Something that none of us should tolerate.
Habit #6: Bad Diet
Food is our primary source of energy. It only stands to reason that eating poorly will cause our energy levels to drop. Our standards of fatigue are often attributable to what we’re eating and how much water we’re drinking.
Unfortunately, many of us aren’t paying attention.
Per a study published by the Office of Disease Prevention and Health Promotion (ODPHP) of the U.S. Department of Health and Human Services:
– 75 percent of the population consumes a diet that is low in dairy, fruits, vegetables, and oils.

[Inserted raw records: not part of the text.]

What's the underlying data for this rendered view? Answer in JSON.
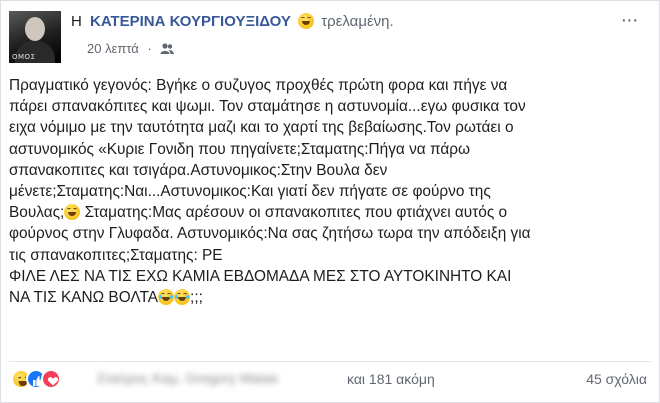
{
  "post": {
    "author_prefix": "Η",
    "author_name": "ΚΑΤΕΡΙΝΑ ΚΟΥΡΓΙΟΥΞΙΔΟΥ",
    "feeling": "τρελαμένη.",
    "timestamp": "20 λεπτά",
    "dot": "·",
    "more_label": "···",
    "avatar_tag": "ΟΜΟΣ",
    "lines": [
      "Πραγματικό γεγονός: Βγήκε ο συζυγος προχθές πρώτη φορα και πήγε να",
      "πάρει σπανακόπιτες και ψωμι. Τον σταμάτησε η αστυνομία...εγω φυσικα τον",
      "ειχα νόμιμο με την ταυτότητα μαζι και το χαρτί της βεβαίωσης.Τον ρωτάει ο",
      "αστυνομικός «Κυριε Γονιδη που πηγαίνετε;Σταματης:Πήγα να πάρω",
      "σπανακοπιτες και τσιγάρα.Αστυνομικος:Στην Βουλα δεν",
      "μένετε;Σταματης:Ναι...Αστυνομικος:Και γιατί δεν πήγατε σε φούρνο της",
      "Βουλας;",
      " Σταματης:Μας αρέσουν οι σπανακοπιτες που φτιάχνει αυτός ο",
      "φούρνος στην Γλυφαδα. Αστυνομικός:Να σας ζητήσω τωρα την απόδειξη για",
      "τις σπανακοπιτες;Σταματης: ΡΕ",
      "ΦΙΛΕ ΛΕΣ ΝΑ ΤΙΣ ΕΧΩ ΚΑΜΙΑ ΕΒΔΟΜΑΔΑ ΜΕΣ ΣΤΟ ΑΥΤΟΚΙΝΗΤΟ ΚΑΙ",
      "ΝΑ ΤΙΣ ΚΑΝΩ ΒΟΛΤΑ",
      ";;;"
    ]
  },
  "footer": {
    "blurred_names": "Σταύρος Καμ, Gregory Matas",
    "others": "και 181 ακόμη",
    "comments": "45 σχόλια"
  },
  "icons": {
    "reaction_haha": "haha-reaction-icon",
    "reaction_like": "like-reaction-icon",
    "reaction_love": "love-reaction-icon",
    "audience": "friends-audience-icon",
    "more": "more-options-icon"
  },
  "colors": {
    "author_link": "#385898",
    "meta_text": "#606770",
    "like_blue": "#1877f2",
    "love_red": "#f33e58"
  }
}
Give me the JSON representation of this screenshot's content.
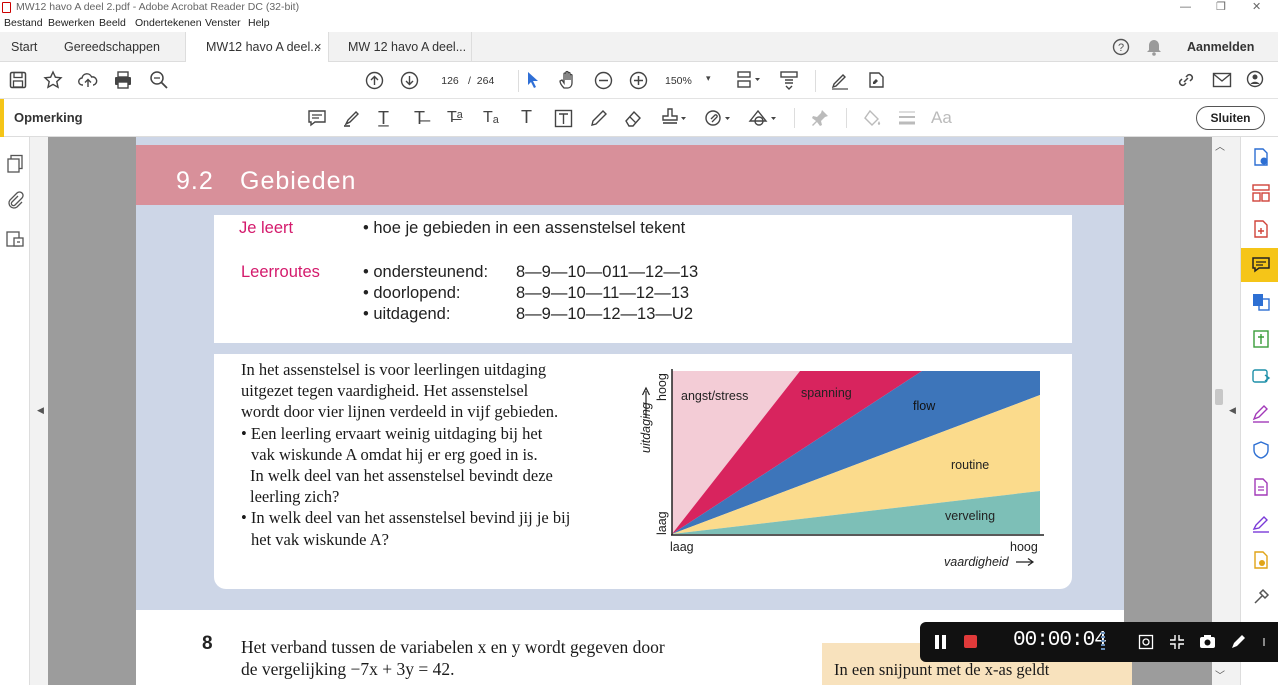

– Half of the population is not meeting total grain and protein recommendation
– Most Americans exceed the recommended intakes for saturated fats, sodium, and sugars.
Per an article published by Harvard Medical School’s publication arm, Harvard Health Publishing, certain foods are linked to enhanced brainpower, including berries, fatty fish, green leafy vegetables, coffee and tea, and walnuts.
Habit #7: Ignoring negativity bias
Negativity bias is another psychological tic that, if gone unnoticed, can quickly sabotage our energy (not to mention mental health.)
The negativity bias refers to the “proclivity to attend to, learn from, and use negative information far more than positive information.” In short, our brain is wired to devote more energy towards the negative than the positive.
Evolutionary biologists attribute this tendency to the hyperarousal required of our more distant ancestors when every threat – real or perceived – was worthy of attention.
Since the negativity bias is such a primal psychological mechanism, “switching it off” is not a conscious process. Be that as it may, it is entirely possible to reprogram the deeper layers of our mind by concentrating more on the positive. Practicing gratitude is an especially powerful way to “hack” our negative wiring.
You find little criticism from us about people who try to please others. These folks are usually kind, selfless, loving, and devoted. There are plenty of empaths to be found in this group.
The problem is that many either (a) take these people for granted, or (b) take advantage of them. This is especially common in the age of cutthroat competition, economic uncertainly, and prideful individualism.
Complicating matters is the fact that the psychological makeup of people pleasers tends to be fear-based. As such, they are more difficulty navigating the complex world of interpersonal relationships in particular, and the demands of society in general.
Difficult though it may be, setting personal boundaries is necessary for such people. Failing to do so often leads to anxiety, unhappiness, and regret.